Płonące kosze na śmieci i opony oraz uszkodzone wejście na teren targów w Hamburgu – to efekty działań skrajnej lewicy. W miejscu burd za dwa tygodnie ma odbyć się spotkanie ministrów spraw zagranicznych krajów OBWE, a w lecie przyszłego roku szczyt G20.
Atak na targi w Hamburgu został przeprowadzony w sobotni wieczór. Przyznało się do niego skrajnie lewicowe ugrupowanie Buntownicy Dywersji. W wydanym oświadczeniu sprawcy wprost zaznaczyli, że podłożyli ogień w miejscu, gdzie ma odbyć się spotkanie OBWE, a w lecie przyszłego roku szczyt G20. „Jesteśmy w blokach startowych.
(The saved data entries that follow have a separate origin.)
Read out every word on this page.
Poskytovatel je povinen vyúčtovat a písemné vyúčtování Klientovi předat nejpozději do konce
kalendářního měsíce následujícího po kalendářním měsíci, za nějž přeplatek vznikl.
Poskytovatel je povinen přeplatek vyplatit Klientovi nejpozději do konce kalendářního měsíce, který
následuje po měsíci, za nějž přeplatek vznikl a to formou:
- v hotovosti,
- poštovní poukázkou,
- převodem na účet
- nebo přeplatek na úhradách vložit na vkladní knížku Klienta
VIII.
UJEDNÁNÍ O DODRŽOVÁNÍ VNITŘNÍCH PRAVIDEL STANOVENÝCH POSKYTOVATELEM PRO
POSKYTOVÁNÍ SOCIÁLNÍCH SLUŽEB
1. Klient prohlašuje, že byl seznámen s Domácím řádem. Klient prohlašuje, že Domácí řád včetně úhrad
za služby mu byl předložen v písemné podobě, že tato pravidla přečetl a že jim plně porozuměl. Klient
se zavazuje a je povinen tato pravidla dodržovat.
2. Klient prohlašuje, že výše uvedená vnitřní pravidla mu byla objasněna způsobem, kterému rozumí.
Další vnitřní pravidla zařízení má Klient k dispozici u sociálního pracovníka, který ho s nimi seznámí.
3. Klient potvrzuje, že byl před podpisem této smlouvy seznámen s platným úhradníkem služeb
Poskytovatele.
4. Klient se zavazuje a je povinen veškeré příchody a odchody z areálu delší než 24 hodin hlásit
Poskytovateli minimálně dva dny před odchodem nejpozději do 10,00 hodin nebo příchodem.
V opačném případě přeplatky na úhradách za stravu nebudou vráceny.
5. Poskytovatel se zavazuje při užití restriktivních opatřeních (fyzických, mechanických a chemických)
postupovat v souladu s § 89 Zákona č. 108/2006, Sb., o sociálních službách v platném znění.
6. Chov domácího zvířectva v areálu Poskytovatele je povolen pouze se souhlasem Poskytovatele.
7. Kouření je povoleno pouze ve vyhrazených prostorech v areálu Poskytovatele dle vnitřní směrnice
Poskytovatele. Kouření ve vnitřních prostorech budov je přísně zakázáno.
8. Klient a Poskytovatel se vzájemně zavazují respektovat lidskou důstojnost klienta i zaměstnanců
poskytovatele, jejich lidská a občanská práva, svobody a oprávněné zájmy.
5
Buntownicy i buntowniczki dywersji pozostawią po sobie w Hamburgu wyraźnie ślady i znaki zniszczenia” – podkreślono.
Wesprzyj nas już teraz!
Według danych policji w akcji od 30 do 50 zamaskowanych osób. Sprawcy podpalili kosze na śmieci i opony. Ogień uszkodził też jedno z wejść na teren targów – pod wpływem gorąca stopiła się część szklanych ścian budynku.
Sprawcy zbiegli z miejsca zdarzenia jeszcze przed przyjazdem służba ratunkowych. Jednak uciekając rozrzucili na ulicach dojazdowych gwoździe oraz metalowe kolce, które miały uniemożliwić prowadzenie akcji gaśniczej.